Activists in Black Trans March call for justice
Activists from No Justice No Pride, HIPS and Baltimore Safe Haven organized a march and caravan to celebrate the lives and efforts of Black transgender and gender non-conforming people on Friday. The march began at Brentwood Hamilton Park and culminated in a rally at Freedom Plaza.
While marching though the streets of Northeast D.C., activists chanted, “Black trans, they matter here — Black queers, they matter here!”
Marchers voiced their objections to the actions and tactics of the D.C. Metropolitan Police Department (MPD) and the criminalization of sex work. Activists chanted, “hey hey, ho ho: MPD has got to go!” and “Back up, back up. We want freedom, freedom. All these killer-ass cops, we don’t need ’em, need ’em.”
Kimberlee Taylor of No Justice No Pride and the Black Youth Project 100 addressed the crowd, invoking the names of trans women murdered in the D.C. area, “my God has been with me every step of the way, and I just want to say, rest in peace to my trans sisters who did not make it from these streets. Black trans lives matter. Rest in peace Zoe, rest in peace Ashanti, rest in peace Shay, rest in peace Deoni, rest in peace Na Na Boo . . . and many more. How many more lives have to drop to get America to understand that we are human too? And we still manage to love through all the hate that we get. When is it going to stop?”
Shereese Mone of HIPS stood on a flatbed truck with a megaphone pressed to a microphone and said, “It takes a lot to be trans.
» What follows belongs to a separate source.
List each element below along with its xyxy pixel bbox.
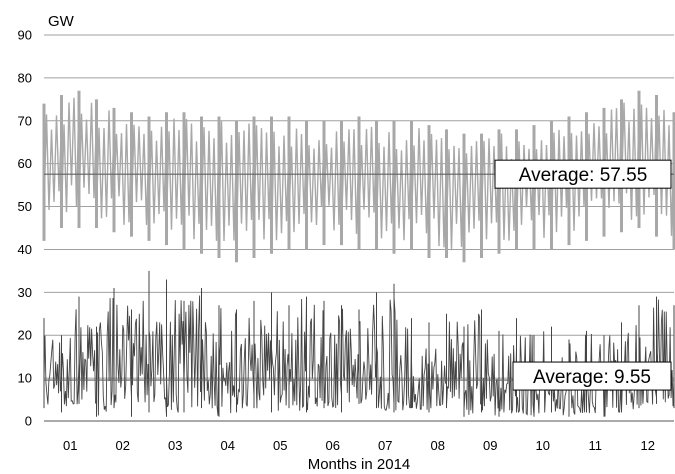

It takes a lot to be Black. It takes a lot to stand forward in broad daylight and say I am a nine to five worker and I need income. It is hard to survive when you are on supplements and little bits of food that they are syphoning off to you. I don’t need a stipend. I want a 401(k)!”
The crowd roared in applause and Mone continued, “I want to learn to read grants, understand grants, write grants. I want to learn how to be productive for myself so I don’t have to do sex work. But in the meantime, sex work is getting me to where I need to be. I am not homeless anymore. I am not struggling anymore. I am understanding who I am and what my worth is! And this is my worth. My worth is trans community — uplifting the trans community, helping the trans community to go further, to work harder, to strive harder, to be seen, to be noticed, to be heard!”
Following the march, activists gathered at Freedom Plaza across from the Wilson Building which houses the D.C. government.
No Justice No Pride activist Taylor said to the crowd, “as far as being trans women— we didn’t choose this life, it chose us. Understand that within the Black community we have a gap within our own community. Us as trans people and the straight black community: we’re divided — not only with racism but with [trans]phobia as well. So, it takes on two points of the struggle. I just believe that if we can come together . . . as a people to have an understanding with each other to be able to live and love each other then we can move forward.”